Finding Out That There is No Such Thing as Junk DNA

June 1, 2016 – Misunderstood maybe, but no longer junk, of the 3 billion letters that spell out the human genome, 98% have remained a mystery. A mere 2% code for proteins, the messengers that help execute the programs that drive us. Because we didn’t understand the remaining 98% we referred to it as junk DNA. Well that’s changing as researchers unlock what the rest of our DNA molecule is all about.

The latest revelation comes from University of Toronto where Professor Benjamin Blencowe and his team at the Donnelly Centre have created LIGR-seq, a tool that interprets DNA messages not specifically coded for proteins. The results of the research is published in the May 19, 2016 edition of Molecular Cell in an article called “Global Mapping of Human RNA-RNA Interactions.”

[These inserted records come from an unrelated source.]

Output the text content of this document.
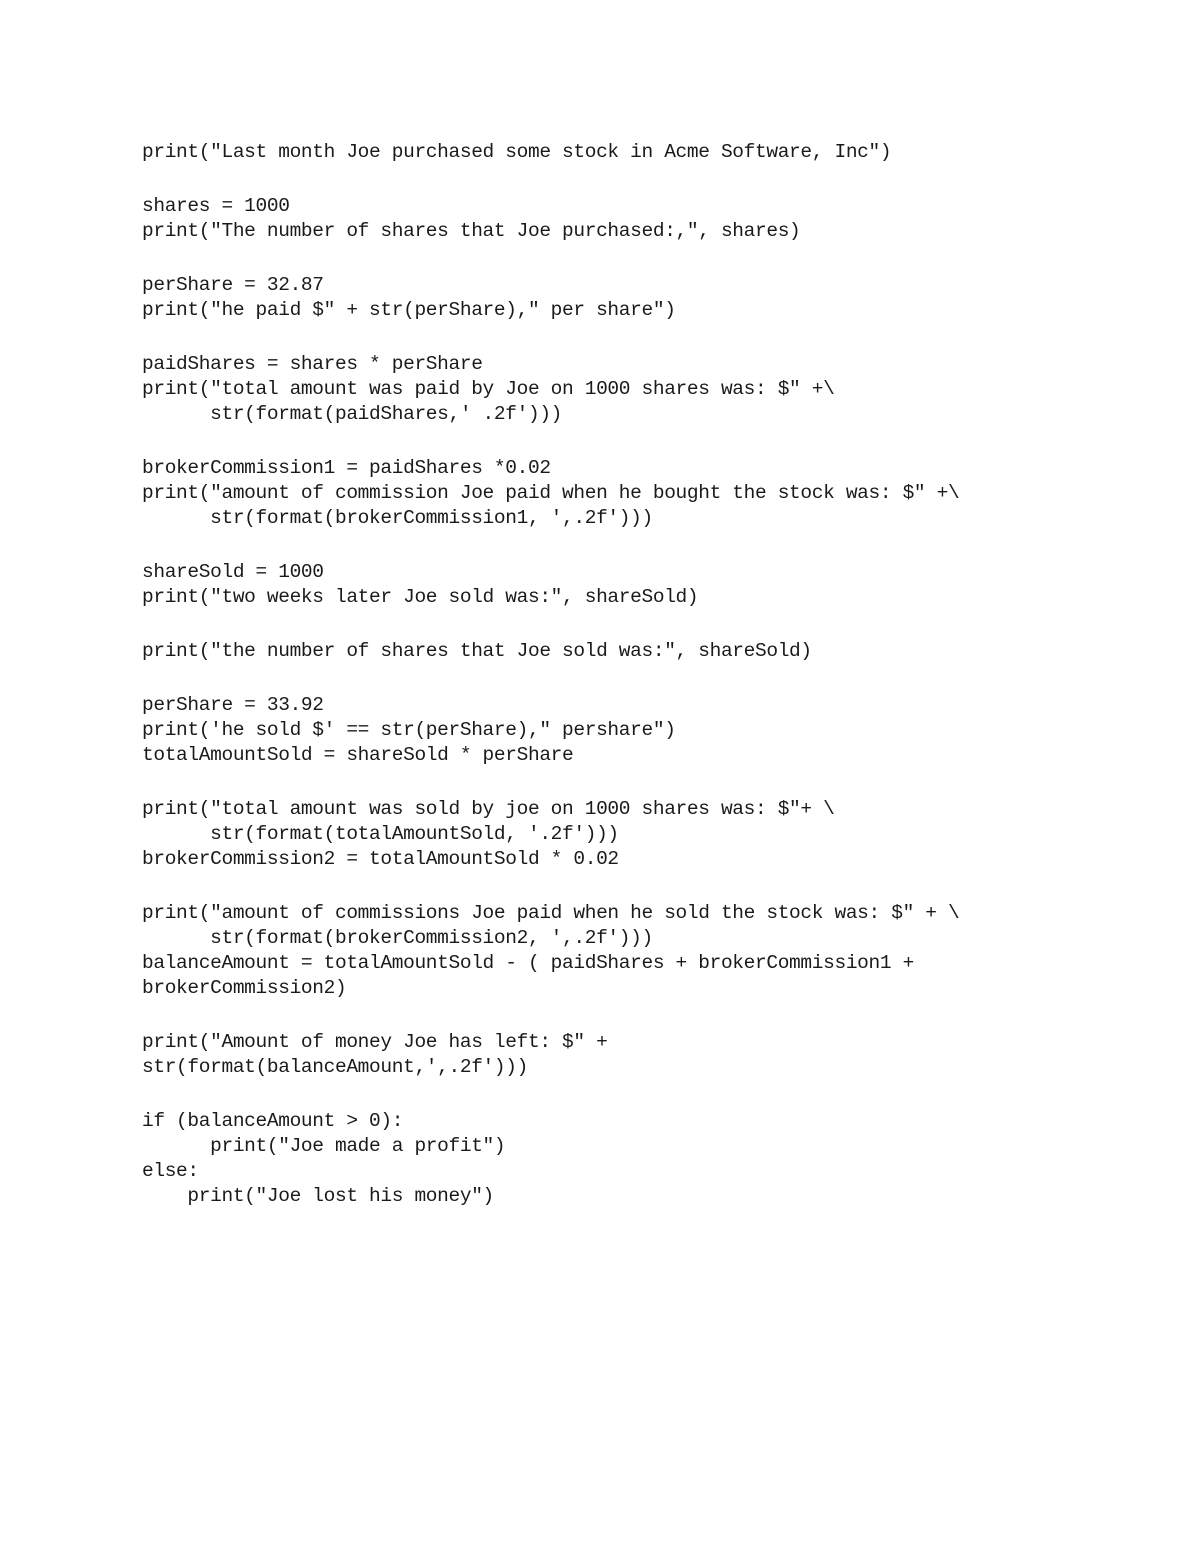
print("Last month Joe purchased some stock in Acme Software, Inc")
shares = 1000
print("The number of shares that Joe purchased:,", shares)
perShare = 32.87
print("he paid $" + str(perShare)," per share")
paidShares = shares * perShare
print("total amount was paid by Joe on 1000 shares was: $" +\
str(format(paidShares,' .2f')))
brokerCommission1 = paidShares *0.02
print("amount of commission Joe paid when he bought the stock was: $" +\
str(format(brokerCommission1, ',.2f')))
shareSold = 1000
print("two weeks later Joe sold was:", shareSold)
print("the number of shares that Joe sold was:", shareSold)
perShare = 33.92
print('he sold $' == str(perShare)," pershare")
totalAmountSold = shareSold * perShare
print("total amount was sold by joe on 1000 shares was: $"+ \
str(format(totalAmountSold, '.2f')))
brokerCommission2 = totalAmountSold * 0.02
print("amount of commissions Joe paid when he sold the stock was: $" + \
str(format(brokerCommission2, ',.2f')))
balanceAmount = totalAmountSold - ( paidShares + brokerCommission1 +
brokerCommission2)
print("Amount of money Joe has left: $" +
str(format(balanceAmount,',.2f')))
if (balanceAmount > 0):
print("Joe made a profit")
else:
print("Joe lost his money")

But this article refers to RNA, not DNA, so what does it have to do with the latter? Whereas DNA contains the instructions to make us, RNA molecules serve as a mail service delivering DNA instructions. We’ve understood for sometime that when an RNA envelope gets to its destination and is opened it releases instructions within a cell to generates proteins.

The University of Toronto team’s tool, LIGR-seq, captures the interactions between RNA molecules that are alike and analyzes them. This is giving scientists a better understanding of RNA interactions in living cells. And we are only beginning to understand the many flavours of RNA and what each does with tools like this. In the image below we can see just how many different versions of RNA exist, all detected by LIGR-seq.

For example the researchers have found RNA pairs that influence not what proteins get made but also the quantity. The team is focusing on RNA’s function in the formation of neurons in the context of disease.

The implications of the discovery are well described by Eesha Sharma, a PhD canadidate working in Professor Blencowe’s team. “Up until now, with existing methods, you had to know what you are looking for because they all require you to have some information about the RNA of interest. The power of our method is that you don’t need to preselect your candidates; you can see what’s occurring globally in cells, and use that information to look at interesting things we have not seen before and how they are affecting biology,” states Sharma.